A mitad de camino, el vehículo de R. R. G., propiedad de Unión Minera del Norte, S.A. (UMINSA), fue interceptado por dos vehículos que se cruzaron para impedirle el paso. Una vez que se detuvo, fue rodeado por una multitud de personas que superaba el centenar. Formando parte de ella estaban los cinco acusados, quienes, actuando en unión de una treintena de personas, zarandearon el vehículo y trataron de volcarlo. Además, le propinaron múltiples puñetazos y patadas, tanto al vehículo como a R. R. G, al cual intentaron sacar a la fuerza del interior, al tiempo que decían que lo iban a matar.

En un determinado momento, dos agentes de la Guardia Civil lograron colocarse al lado de las puertas del conductor y trasera izquierda con el fin de proteger a R. R. G. Ante ello, la treintena de personas, entre las que estaban los acusados, comenzaron a decir a los agentes que se fueran o, de lo contrario, les iban agredir a ellos, al tiempo que les rodeaban y trataban de apartarlos.

También intervino un sargento de la Guardia Civil, el cual, cuando el grupo consiguió agarrar a R. R. G. y asomarlo por la ventanilla del vehículo, trató de recuperar la posición para protegerlo. Ante la situación de peligro para R. R. G. y para los otros guardias, el sargento retrocedió unos 20 metros y efectuó un disparo al aire de advertencia, como único modo de dispersar a los acusados. En ese momento, varias de las personas que formaban parte del grupo de los acusados se dirigieron hacia el sargento, entre ellas uno de los acusados, que le increpó y le dijo que le iba a arrebatar el arma reglamentaria.

Traumatismo craneoencefálico

La Fiscalía ha afirmado que a consecuencia de la agresión, R. R. G., al cual arrancaron una bolsa de ileostomía que llevaba, sufrió traumatismo craneo-encefálico con hematomas en región orbitaria derecha y herida inciso-contusa en el pabellón auricular derecho, contusiones y hematomas en la región posterior del cuello y el antebrazo izquierdo, erosiones en la región nasal y policontusiones en las regiones molares, el abdomen y la región lumbar..

El coste de reparación de los desperfectos causados en el vehículo fue pericialmente tasado en un total de 1.513,36 euros.

Tres de los acusados cuentan con antecedentes penales, dos de ellos fueron condenados en abril de 1996 por un delito de daños y el acusado que era concejal en Degaña en esos momentos fue condenado en septiembre de 2004 por un delito de lesiones.
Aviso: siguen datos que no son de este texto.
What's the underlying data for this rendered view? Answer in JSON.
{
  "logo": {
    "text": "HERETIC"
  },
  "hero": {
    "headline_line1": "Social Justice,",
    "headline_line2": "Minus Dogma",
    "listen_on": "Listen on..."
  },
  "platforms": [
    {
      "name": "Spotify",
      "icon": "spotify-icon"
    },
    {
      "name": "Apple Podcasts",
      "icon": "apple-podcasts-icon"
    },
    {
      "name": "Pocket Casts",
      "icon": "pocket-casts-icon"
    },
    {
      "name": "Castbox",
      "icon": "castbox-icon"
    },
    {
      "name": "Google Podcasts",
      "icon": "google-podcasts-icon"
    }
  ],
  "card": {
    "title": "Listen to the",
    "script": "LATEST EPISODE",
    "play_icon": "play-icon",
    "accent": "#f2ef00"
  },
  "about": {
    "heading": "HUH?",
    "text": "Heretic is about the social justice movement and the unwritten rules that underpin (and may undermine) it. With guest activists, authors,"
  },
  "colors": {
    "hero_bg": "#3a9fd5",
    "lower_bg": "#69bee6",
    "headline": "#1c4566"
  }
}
Los otros dos acusados no tienen antecedentes penales.

La Fiscalía ha considerado considera que los cinco acusados cometieron un delito de atentado, un delito de amenazas, otro delito de daños y una falta de lesiones en los que concurre la agravante de abuso de superioridad.

Así, el Ministerio Fiscal ha solicitado, además de las penas de tres años y seis meses de prisión (dos años y seis meses por el delito de atentado y un año por el delito de amenazas), prohibición de acercarse a menos de 200 metros de R. R. G., a su domicilio y lugar de trabajo, y comunicarse con él por cualquier medio durante tres años, el pago de una multa de 4.800 euros (20 meses a razón de 8 euros diarios), con un día de privación de libertad por cada dos cuotas diarias no satisfechas, y 12 días de localización permanente junto con el abono de las costas procesales.

Por último, en concepto de responsabilidad civil, la Fiscalía ha pedido que los acusados indemnicen de forma conjunta y solidaria a R. R. G. con 1.140 euros, a UMINSA con 1.513,36 euros y al Complejo Asistencial Universitario de León, donde fue tratado R.R.G., con la cantidad que se determine en concepto de los gastos por la asistencia al ingeniero agredido.